Software-driven image understanding
Abstract
A multi-layer technology stack includes a sensor layer including image sensors, a device layer, and a cloud layer, with interfaces between the layers. Functions within the stack are represented as nodes. Various nodes receive sensor data and/or metadata packages from other nodes, analyze the received data for events, and generate and/or augment metadata packages describing the detected events. The analysis includes AI functions, such as machine learning and image understanding. The overall workflow to develop a contextual understanding of the captured images is represented as a multi-layer graph of interconnected nodes, where some of the nodes perform the AI tasks. The graph is automatically reconfigured in response to outcomes of the AI analysis.
Claims
exact text as granted — not AI-modifiedWhat is claimed is:
1 . A method for implementing a custom AI (artificial intelligence) workflow using components from a multi-layer technology stack, the method implemented on a computer system and comprising:
configuring a multi-layer graph to implement the custom AI workflow; wherein the multi-layer graph comprises a plurality of interconnected nodes representing functions performed by components of the multi-layer technology stack, at least some of the bottom layer nodes comprise sensors including at least one camera, and at least one node performs an AI task; wherein configuring the multi-layer graph comprises selecting the nodes in the graph, configuring the functions performed by the nodes, and determining data flows between the nodes; and in response to an outcome of the AI task, automatically reconfiguring the multi-layer graph.

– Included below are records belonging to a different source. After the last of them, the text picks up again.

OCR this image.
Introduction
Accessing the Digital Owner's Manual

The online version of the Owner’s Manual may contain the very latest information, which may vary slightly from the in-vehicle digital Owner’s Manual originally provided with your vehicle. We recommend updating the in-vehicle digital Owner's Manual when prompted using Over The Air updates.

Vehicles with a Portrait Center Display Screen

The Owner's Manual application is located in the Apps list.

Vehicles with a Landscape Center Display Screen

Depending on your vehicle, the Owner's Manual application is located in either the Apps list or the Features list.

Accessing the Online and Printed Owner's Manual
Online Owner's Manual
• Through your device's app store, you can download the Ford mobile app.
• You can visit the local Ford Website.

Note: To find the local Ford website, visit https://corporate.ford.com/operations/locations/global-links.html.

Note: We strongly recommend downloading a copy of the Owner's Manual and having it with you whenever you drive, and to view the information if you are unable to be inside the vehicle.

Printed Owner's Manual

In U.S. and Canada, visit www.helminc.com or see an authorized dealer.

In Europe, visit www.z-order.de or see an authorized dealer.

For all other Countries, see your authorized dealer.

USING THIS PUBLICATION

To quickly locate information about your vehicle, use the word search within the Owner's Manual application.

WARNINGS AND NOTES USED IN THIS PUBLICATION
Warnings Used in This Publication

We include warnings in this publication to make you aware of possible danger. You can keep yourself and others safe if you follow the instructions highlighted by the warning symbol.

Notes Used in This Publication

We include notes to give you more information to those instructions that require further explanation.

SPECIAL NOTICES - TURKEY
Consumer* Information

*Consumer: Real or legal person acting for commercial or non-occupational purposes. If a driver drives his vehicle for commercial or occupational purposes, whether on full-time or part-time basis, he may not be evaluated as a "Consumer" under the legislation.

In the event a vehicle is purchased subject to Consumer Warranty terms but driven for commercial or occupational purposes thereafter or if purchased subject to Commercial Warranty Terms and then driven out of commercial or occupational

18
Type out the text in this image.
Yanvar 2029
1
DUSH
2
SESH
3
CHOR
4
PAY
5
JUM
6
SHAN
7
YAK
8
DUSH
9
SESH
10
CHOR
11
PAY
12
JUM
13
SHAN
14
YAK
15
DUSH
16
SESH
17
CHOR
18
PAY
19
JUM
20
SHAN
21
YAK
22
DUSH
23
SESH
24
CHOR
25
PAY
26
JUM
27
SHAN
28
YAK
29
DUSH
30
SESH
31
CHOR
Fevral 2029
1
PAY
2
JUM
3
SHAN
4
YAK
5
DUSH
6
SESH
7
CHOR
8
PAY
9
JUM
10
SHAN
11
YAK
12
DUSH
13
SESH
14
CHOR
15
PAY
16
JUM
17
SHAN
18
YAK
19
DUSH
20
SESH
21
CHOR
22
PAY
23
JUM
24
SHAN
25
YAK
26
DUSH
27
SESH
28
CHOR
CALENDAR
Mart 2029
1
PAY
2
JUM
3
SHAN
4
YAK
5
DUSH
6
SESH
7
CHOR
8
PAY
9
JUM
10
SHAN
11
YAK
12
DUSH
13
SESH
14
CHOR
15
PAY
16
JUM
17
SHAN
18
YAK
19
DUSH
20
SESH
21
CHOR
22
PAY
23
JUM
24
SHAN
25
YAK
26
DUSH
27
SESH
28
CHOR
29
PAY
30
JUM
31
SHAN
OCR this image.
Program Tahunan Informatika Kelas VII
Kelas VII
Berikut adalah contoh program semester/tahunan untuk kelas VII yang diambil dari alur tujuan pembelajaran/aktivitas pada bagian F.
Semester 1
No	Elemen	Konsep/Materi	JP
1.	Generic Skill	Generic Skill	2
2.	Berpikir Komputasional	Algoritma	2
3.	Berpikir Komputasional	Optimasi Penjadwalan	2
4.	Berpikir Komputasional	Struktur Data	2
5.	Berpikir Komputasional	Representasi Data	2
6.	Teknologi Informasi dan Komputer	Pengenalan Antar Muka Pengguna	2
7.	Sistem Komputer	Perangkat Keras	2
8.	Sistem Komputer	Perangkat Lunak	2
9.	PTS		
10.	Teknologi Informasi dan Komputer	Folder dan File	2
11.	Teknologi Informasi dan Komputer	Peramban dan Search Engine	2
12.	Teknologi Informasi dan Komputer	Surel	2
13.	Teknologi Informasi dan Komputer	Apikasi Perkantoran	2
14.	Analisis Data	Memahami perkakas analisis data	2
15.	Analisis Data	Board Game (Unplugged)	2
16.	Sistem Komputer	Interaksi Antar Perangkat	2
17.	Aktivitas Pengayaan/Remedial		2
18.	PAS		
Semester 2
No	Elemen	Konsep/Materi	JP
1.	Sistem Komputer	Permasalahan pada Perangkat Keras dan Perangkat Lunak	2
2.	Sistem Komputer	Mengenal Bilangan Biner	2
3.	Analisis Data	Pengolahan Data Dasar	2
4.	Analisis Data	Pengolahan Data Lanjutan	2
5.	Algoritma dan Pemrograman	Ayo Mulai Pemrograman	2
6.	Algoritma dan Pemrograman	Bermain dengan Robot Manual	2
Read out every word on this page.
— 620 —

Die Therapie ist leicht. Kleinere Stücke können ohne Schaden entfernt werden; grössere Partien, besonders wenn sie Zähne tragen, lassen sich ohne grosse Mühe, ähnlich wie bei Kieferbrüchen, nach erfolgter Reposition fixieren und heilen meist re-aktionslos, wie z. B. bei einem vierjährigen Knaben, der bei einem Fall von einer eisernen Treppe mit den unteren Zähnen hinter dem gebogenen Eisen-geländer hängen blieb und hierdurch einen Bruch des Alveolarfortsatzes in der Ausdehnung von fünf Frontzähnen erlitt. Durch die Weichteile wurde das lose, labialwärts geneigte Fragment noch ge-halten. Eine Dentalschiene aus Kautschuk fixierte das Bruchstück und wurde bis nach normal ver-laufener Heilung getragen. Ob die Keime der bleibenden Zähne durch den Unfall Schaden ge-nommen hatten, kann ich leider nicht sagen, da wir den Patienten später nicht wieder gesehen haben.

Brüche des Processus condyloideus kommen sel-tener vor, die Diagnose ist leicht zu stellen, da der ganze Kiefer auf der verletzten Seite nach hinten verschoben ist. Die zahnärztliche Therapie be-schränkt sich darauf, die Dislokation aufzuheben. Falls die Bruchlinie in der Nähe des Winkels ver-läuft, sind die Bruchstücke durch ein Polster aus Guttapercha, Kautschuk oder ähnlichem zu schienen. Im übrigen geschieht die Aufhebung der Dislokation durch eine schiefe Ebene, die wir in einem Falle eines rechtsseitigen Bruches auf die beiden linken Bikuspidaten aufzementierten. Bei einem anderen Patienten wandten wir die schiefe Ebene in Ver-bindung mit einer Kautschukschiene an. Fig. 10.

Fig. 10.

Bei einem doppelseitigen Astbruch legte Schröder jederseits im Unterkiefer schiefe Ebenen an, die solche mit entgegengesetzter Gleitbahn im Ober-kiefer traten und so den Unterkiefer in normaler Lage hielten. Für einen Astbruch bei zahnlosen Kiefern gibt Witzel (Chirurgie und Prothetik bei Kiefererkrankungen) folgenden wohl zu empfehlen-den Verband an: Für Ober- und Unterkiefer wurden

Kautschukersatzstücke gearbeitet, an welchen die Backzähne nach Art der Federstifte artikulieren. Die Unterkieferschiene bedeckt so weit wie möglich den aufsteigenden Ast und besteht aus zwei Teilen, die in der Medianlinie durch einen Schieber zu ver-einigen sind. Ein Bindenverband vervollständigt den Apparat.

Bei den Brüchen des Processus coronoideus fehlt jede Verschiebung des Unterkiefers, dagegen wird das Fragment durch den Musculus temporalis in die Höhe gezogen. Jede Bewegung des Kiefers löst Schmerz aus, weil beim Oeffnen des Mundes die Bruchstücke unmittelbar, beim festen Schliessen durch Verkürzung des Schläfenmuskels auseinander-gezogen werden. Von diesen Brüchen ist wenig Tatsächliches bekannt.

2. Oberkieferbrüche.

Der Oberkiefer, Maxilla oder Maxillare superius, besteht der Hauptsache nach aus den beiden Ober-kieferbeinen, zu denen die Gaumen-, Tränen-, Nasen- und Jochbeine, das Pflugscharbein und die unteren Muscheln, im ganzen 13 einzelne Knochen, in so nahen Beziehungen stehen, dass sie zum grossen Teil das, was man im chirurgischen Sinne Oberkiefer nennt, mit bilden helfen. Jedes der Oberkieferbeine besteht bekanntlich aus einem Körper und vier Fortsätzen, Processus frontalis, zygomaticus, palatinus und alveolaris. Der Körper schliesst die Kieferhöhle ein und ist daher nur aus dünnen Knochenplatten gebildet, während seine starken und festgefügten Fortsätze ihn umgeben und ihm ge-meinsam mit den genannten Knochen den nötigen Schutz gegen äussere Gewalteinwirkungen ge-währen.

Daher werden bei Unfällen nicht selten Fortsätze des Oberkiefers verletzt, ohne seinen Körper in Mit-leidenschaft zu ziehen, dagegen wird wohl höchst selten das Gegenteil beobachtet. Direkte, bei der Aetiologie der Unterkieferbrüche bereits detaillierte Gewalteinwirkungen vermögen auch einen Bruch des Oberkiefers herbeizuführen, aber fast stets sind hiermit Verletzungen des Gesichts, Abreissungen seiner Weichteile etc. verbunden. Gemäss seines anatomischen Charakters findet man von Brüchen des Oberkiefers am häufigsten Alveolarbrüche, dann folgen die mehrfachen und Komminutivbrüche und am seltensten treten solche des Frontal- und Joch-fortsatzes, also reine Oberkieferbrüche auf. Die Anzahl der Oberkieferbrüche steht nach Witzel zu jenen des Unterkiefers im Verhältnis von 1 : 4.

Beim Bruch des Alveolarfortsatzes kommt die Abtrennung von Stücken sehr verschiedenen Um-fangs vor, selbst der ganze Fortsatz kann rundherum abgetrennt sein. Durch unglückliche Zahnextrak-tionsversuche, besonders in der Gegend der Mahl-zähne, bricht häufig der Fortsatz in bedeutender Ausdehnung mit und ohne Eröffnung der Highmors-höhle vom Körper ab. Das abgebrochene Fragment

2 . The computer-implemented method of claim 1 wherein:
the multi-layer graph comprises an app layer, a cloud layer, a device layer and a sensor layer, and the sensor layer contains the bottom layer nodes and the camera;
at least one individual node is configured by workflow control packages that specify the function of the individual node, but without fully specifying lower layer nodes that provide data flow to the individual node; and the individual node analyzes the workflow control packages and generates and transmits additional workflow control packages resulting from the analysis to the lower layer nodes.
3 . The computer-implemented method of claim 1 wherein:
interfaces to layers comprise standardized application programming interfaces (APIs), and at least one individual node is configured by workflow control packages transmitted to the individual node via the standardized API to the layer containing the individual node; and
the method implements concurrent custom AI workflows for a plurality of applications, the concurrent custom AI workflows sharing components from the same multi-layer technology stack
4 . The computer-implemented method of claim 1 wherein the nodes are expressed using a standard format, the standard format comprising:
a data input for receiving data flow from lower layer nodes;
a data output for sending data flow to higher layer nodes;
a description of the function performed by the node;
a feedback input for receiving AI-triggered feedback from other nodes, wherein the AI-triggered feedback reconfigures the function implemented by the node; and
a feedback output for sending AI-triggered feedback to other nodes, wherein the AI-triggered feedback is generated in response to an AI function performed by the node.
5 . The computer-implemented method of claim 1 wherein the multi-layer graph performs multiple AI functions, and automatically reconfiguring the multi-layer graph comprises:
in response to the outcome of the AI task, automatically changing the AI functions performed by the multi-layer graph.
6 . The computer-implemented method of claim 5 wherein automatically reconfiguring the multi-layer graph further comprises:
in response to the outcome of the AI task, automatically changing the components performing the AI functions.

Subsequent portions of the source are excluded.